Nationwide, about a quarter of new HIV diagnoses in 2015 occurred among Latino and Hispanic people, according to the Centers for Disease Control and Prevention. In San Francisco, Latinos account for 28 percent of new diagnoses, according to the latest SF DPH HIV epidemiology report, and in California this figure rises to 44 percent statewide.
“Although enormous progress has been made in treating people with HIV, thousands of new HIV infections occur every year, and people of color continue to be disproportionately impacted,” Velázquez said. “The only good news about health disparities is that they are preventable. And if we’re able to continue messaging correctly – in a language and through a culture that’s familiar to those we serve – we can do our part to solve this.”
PrEP is offered through San Francisco City Clinic, all clinics in the San Francisco Health Network, and many other providers, including the San Francisco AIDS Foundation’s Magnet sexual health services at Strut. Truvada for PrEP is covered by Medi-Cal and most commercial insurance, and manufacturer Gilead Sciences offers patient assistance and copay programs to help offset the cost.
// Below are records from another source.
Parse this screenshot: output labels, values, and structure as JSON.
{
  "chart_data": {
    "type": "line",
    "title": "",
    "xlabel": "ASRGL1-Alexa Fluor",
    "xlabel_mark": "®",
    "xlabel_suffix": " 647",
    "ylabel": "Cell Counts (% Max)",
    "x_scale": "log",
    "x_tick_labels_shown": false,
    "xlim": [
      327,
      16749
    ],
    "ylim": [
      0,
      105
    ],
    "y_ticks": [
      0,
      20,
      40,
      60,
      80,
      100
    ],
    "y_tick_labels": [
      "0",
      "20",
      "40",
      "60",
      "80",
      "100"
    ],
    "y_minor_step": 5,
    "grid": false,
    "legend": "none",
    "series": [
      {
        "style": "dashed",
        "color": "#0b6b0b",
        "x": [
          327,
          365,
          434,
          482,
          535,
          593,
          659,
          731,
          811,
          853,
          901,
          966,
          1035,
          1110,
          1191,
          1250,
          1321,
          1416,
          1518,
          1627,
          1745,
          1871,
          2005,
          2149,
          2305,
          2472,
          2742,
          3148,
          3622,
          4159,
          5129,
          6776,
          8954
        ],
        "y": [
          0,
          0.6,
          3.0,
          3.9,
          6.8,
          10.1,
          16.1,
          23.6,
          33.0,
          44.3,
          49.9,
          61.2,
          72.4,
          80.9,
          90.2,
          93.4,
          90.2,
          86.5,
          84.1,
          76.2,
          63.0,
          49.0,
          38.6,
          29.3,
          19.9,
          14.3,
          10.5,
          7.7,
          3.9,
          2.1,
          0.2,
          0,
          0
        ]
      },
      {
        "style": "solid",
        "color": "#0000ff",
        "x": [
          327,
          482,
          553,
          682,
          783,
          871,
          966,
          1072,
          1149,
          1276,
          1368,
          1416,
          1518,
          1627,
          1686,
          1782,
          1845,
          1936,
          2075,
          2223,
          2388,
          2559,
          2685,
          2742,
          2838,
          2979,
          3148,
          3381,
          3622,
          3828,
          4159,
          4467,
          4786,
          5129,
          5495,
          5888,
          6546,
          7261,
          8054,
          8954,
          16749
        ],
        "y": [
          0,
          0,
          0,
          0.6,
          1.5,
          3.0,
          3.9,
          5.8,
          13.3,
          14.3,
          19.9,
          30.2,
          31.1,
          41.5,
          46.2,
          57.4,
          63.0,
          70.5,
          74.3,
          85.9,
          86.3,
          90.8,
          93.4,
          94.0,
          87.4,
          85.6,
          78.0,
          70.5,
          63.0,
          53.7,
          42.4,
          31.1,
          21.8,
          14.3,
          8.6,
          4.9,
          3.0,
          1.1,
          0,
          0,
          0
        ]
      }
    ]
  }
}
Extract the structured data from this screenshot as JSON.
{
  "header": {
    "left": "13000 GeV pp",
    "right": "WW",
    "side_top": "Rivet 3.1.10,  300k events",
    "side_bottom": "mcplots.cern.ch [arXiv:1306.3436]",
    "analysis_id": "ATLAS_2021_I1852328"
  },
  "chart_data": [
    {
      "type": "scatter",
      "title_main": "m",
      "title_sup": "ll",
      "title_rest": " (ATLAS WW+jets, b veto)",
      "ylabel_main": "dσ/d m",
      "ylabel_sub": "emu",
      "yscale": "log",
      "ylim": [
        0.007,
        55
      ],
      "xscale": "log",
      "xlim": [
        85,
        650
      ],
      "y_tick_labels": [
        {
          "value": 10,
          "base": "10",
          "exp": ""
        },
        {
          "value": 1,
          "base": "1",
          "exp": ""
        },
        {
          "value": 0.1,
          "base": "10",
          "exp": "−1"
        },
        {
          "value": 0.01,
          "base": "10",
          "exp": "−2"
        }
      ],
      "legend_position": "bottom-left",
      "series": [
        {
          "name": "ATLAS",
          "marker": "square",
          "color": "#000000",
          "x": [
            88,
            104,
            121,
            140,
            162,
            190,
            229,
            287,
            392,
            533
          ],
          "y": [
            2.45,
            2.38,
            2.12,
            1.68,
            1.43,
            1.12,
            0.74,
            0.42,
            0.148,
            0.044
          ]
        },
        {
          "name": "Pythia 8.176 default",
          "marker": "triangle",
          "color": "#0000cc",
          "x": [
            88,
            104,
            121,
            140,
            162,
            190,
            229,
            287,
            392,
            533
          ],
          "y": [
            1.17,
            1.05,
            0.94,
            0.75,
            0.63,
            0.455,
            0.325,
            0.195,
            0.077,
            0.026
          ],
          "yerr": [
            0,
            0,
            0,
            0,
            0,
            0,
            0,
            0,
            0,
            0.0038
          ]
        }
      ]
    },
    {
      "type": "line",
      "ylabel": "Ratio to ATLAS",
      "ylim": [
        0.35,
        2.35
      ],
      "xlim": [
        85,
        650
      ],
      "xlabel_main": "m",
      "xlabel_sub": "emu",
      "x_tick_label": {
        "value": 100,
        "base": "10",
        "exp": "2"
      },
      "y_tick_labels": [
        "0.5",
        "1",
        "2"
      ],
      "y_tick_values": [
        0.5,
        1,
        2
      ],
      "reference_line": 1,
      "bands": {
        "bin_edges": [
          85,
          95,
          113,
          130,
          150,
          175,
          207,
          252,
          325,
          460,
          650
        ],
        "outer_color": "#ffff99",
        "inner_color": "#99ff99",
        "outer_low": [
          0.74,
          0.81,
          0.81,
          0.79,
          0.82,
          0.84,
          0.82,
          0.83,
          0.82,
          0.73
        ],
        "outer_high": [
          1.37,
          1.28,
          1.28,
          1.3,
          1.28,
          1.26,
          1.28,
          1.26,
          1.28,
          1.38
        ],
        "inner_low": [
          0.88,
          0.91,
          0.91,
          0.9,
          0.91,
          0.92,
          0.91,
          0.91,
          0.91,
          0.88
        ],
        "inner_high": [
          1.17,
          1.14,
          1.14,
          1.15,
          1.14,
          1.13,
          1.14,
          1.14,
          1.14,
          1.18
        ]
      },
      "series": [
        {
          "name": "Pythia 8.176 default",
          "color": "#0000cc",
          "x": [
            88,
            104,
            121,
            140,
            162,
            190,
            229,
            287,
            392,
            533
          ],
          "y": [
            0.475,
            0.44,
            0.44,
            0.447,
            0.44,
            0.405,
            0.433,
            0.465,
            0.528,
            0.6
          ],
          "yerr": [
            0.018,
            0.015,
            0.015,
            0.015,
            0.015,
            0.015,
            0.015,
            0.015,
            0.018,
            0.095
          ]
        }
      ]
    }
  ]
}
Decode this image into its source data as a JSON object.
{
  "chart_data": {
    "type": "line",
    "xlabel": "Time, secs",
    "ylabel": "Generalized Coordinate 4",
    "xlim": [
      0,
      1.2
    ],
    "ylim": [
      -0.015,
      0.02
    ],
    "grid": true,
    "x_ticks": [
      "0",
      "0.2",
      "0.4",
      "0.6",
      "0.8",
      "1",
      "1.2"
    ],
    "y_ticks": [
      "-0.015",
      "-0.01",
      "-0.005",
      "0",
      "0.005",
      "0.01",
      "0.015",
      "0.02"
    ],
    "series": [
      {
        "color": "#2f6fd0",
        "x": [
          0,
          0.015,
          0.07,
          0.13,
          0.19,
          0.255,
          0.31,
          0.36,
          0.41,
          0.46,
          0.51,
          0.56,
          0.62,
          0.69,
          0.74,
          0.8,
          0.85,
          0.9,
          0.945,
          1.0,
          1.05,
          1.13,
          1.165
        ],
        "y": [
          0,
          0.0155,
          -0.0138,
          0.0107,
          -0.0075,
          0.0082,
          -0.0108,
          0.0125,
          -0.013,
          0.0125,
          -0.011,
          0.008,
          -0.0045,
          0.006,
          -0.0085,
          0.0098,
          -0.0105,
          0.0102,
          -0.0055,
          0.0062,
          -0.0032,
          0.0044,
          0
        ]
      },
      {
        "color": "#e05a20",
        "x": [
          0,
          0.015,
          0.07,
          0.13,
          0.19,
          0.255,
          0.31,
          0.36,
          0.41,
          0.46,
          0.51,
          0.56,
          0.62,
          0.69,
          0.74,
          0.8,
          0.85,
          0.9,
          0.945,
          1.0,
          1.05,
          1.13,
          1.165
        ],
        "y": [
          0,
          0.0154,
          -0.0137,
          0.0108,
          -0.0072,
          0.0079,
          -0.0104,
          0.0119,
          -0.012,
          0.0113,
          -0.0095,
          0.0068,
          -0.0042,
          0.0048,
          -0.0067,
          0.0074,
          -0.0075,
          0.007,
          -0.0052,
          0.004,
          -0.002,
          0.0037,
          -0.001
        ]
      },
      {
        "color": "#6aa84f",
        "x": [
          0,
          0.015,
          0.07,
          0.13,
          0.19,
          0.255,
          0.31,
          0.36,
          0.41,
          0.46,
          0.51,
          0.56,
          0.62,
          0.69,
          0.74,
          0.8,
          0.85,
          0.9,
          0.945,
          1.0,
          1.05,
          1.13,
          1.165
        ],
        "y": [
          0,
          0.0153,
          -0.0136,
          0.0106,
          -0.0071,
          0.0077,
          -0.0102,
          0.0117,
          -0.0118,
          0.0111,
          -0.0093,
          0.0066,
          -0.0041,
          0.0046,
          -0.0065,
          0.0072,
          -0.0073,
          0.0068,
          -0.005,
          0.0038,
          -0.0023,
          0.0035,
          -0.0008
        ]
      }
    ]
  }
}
San Francisco’s Getting to Zero initiative considers expanded access to PrEP – along with rapid initiation of antiretroviral treatment and retaining HIV-positive people in care – to be a key component of its three-prong strategy to make San Francisco the first city to eliminate new HIV infections, deaths due to HIV/AIDS, and stigma against people living with HIV.
“In order for the epidemic to end in San Francisco, Latinos need to get to zero as well,” Velázquez told the B.A.R. “This requires community-specific funding, awareness campaigns created by the community for the community, and strong partnerships across all communities impacted by HIV.”